Gone are the days when mobile phones are used solely for voice calls. We now work, network, quarrel and do just about everything under the sun with our smartphones. Technology is never evil in itself, it’s how we human beings assimilate it into our daily lives with the awareness that it is here to stay, that matters.

We decided to embrace it. While renting a wifi router for the whole duration of vacation does translate into the inability to truly unplug and enjoy ourselves, it brings upon other conveniences especially when we need to find our way.

6.  Selfie Stick

A truly great invention, when used in moderation, with due consideration. Given that I’m usually the one behind the camera (and that H isn’t keen on being photographed much + I don’t trust strangers with my cameras) my shots often lack the human factor. Herein comes the usefulness of a selfie stick; the mister has taken to it like duck to water. And thanks to his quick adoption, we now have the occasional couple shot to brag with on FB. 😆

7.  External Battery Pack

With so many techie gadgets in my arsenal, it’s little wonder I will be needing an external battery pack to complement them. After cycling through almost 5 of them in the last few years, I have this word of advice: invest in a good one from a reputable brand. Anker is a good brand, by the way. Yes, they may cost more, but they also last much longer. It’s not worth it saving money to buy an unreliable battery pack that fails you at critical moments.

8.  Portable Fan

Considering that I’m someone who has lived near the equator her whole life, it’s sort of an irony that I hate perspiring. And I loathe still, stuffy air conditions so I’ve always carried around a fan of sorts: battery-operated portable fans, paper fans, and now a rechargeable portable fan.

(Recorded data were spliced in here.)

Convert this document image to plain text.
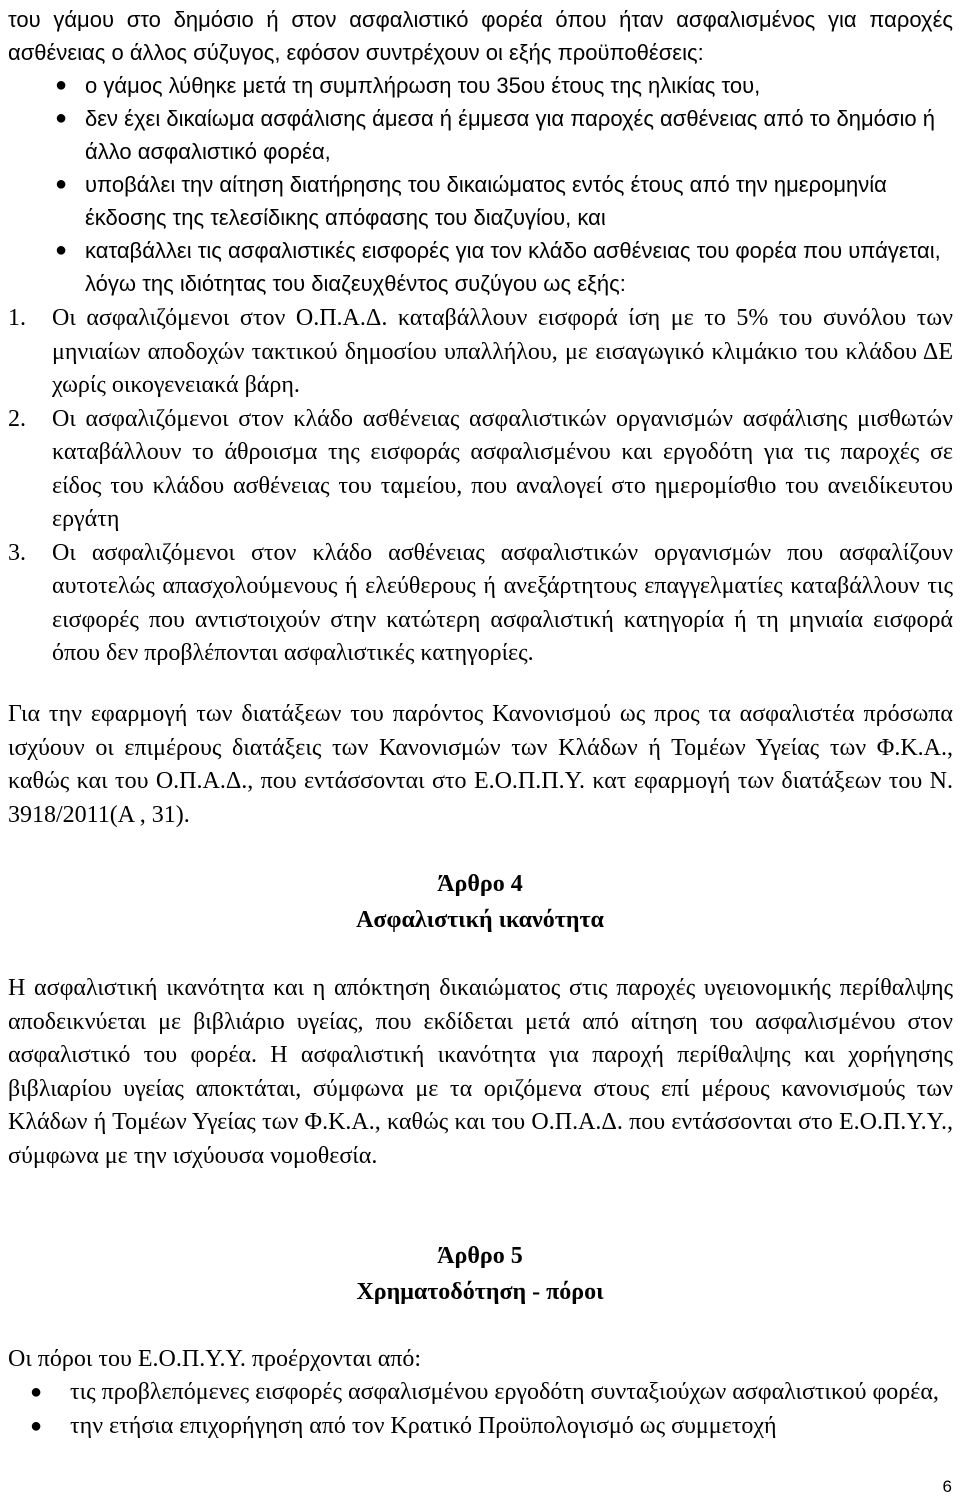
του γάμου στο δημόσιο ή στον ασφαλιστικό φορέα όπου ήταν ασφαλισμένος για παροχές ασθένειας ο άλλος σύζυγος, εφόσον συντρέχουν οι εξής προϋποθέσεις:

● ο γάμος λύθηκε μετά τη συμπλήρωση του 35ου έτους της ηλικίας του,
● δεν έχει δικαίωμα ασφάλισης άμεσα ή έμμεσα για παροχές ασθένειας από το δημόσιο ή άλλο ασφαλιστικό φορέα,
● υποβάλει την αίτηση διατήρησης του δικαιώματος εντός έτους από την ημερομηνία έκδοσης της τελεσίδικης απόφασης του διαζυγίου, και
● καταβάλλει τις ασφαλιστικές εισφορές για τον κλάδο ασθένειας του φορέα που υπάγεται, λόγω της ιδιότητας του διαζευχθέντος συζύγου ως εξής:
1. Οι ασφαλιζόμενοι στον Ο.Π.Α.Δ. καταβάλλουν εισφορά ίση με το 5% του συνόλου των μηνιαίων αποδοχών τακτικού δημοσίου υπαλλήλου, με εισαγωγικό κλιμάκιο του κλάδου ΔΕ χωρίς οικογενειακά βάρη.

2. Οι ασφαλιζόμενοι στον κλάδο ασθένειας ασφαλιστικών οργανισμών ασφάλισης μισθωτών καταβάλλουν το άθροισμα της εισφοράς ασφαλισμένου και εργοδότη για τις παροχές σε είδος του κλάδου ασθένειας του ταμείου, που αναλογεί στο ημερομίσθιο του ανειδίκευτου εργάτη

3. Οι ασφαλιζόμενοι στον κλάδο ασθένειας ασφαλιστικών οργανισμών που ασφαλίζουν αυτοτελώς απασχολούμενους ή ελεύθερους ή ανεξάρτητους επαγγελματίες καταβάλλουν τις εισφορές που αντιστοιχούν στην κατώτερη ασφαλιστική κατηγορία ή τη μηνιαία εισφορά όπου δεν προβλέπονται ασφαλιστικές κατηγορίες.

Για την εφαρμογή των διατάξεων του παρόντος Κανονισμού ως προς τα ασφαλιστέα πρόσωπα ισχύουν οι επιμέρους διατάξεις των Κανονισμών των Κλάδων ή Τομέων Υγείας των Φ.Κ.Α., καθώς και του Ο.Π.Α.Δ., που εντάσσονται στο Ε.Ο.Π.Π.Υ. κατ εφαρμογή των διατάξεων του Ν. 3918/2011(Α , 31).

Άρθρο 4
Ασφαλιστική ικανότητα

Η ασφαλιστική ικανότητα και η απόκτηση δικαιώματος στις παροχές υγειονομικής περίθαλψης αποδεικνύεται με βιβλιάριο υγείας, που εκδίδεται μετά από αίτηση του ασφαλισμένου στον ασφαλιστικό του φορέα. Η ασφαλιστική ικανότητα για παροχή περίθαλψης και χορήγησης βιβλιαρίου υγείας αποκτάται, σύμφωνα με τα οριζόμενα στους επί μέρους κανονισμούς των Κλάδων ή Τομέων Υγείας των Φ.Κ.Α., καθώς και του Ο.Π.Α.Δ. που εντάσσονται στο Ε.Ο.Π.Υ.Υ., σύμφωνα με την ισχύουσα νομοθεσία.

Άρθρο 5
Χρηματοδότηση - πόροι

Οι πόροι του Ε.Ο.Π.Υ.Υ. προέρχονται από:

● τις προβλεπόμενες εισφορές ασφαλισμένου εργοδότη συνταξιούχων ασφαλιστικού φορέα,
● την ετήσια επιχορήγηση από τον Κρατικό Προϋπολογισμό ως συμμετοχή
6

Especially useful for an aircraft window-seat lover like me. If you don’t already know, window seats tend to get extremely stuffy because the air vents are usually situated along the aisle seats and circulation don’t quite reach the window seats.

9.  Fitbit Alta HR

I sleep badly. To monitor my sleep quality, I recently jumped on the bandwagon and got myself a fitness tracker. And it’s growing on me despite my usual preference for automatic and mechanical watches with large faces. Used to wear my understated JLC Reverso on vacations but this Fibit might just my go-to watch for travelling from now on.

10.  Kindle Paperwhite

Sometimes I am not permitted to bring this along because the mister thinks it is the same as reading on the iPad. I know he means well (one less item to bring) but it is just NOT the same. The kindle was invented to eradicate glare and the E Ink technology to micmic the experience of reading an actual book. This, the iPad cannot achieve. My eyes get very tired reading on the iPad so much so that I just give up reading after a short while. With age comes an increasing inability to concentrate for long periods of time. Distraction all round doesn’t help. The last thing I want is the equipment I’m reading on deter me from reading when I want to.


As you can see from the list, the bulk of my gadgets are for photo-taking. I do sometimes wish I’d never gotten into photography. I really, truly envy women who manage to travel lightly, bringing only their branded handbags as carry-ons onto flights and then taking pretty pictures of themselves on vacation. This will never happen to me, unless one fine day I decide to give up this hobby because being fragile, all my camera bodies and lens have to be with me on my hand-carried haversack. It weighs me down.

At this point, I can only hope that one day, Canon will build up a good EF-M lens selection for me to completely give up the heavy DSLR system. Do you hear me, Canon?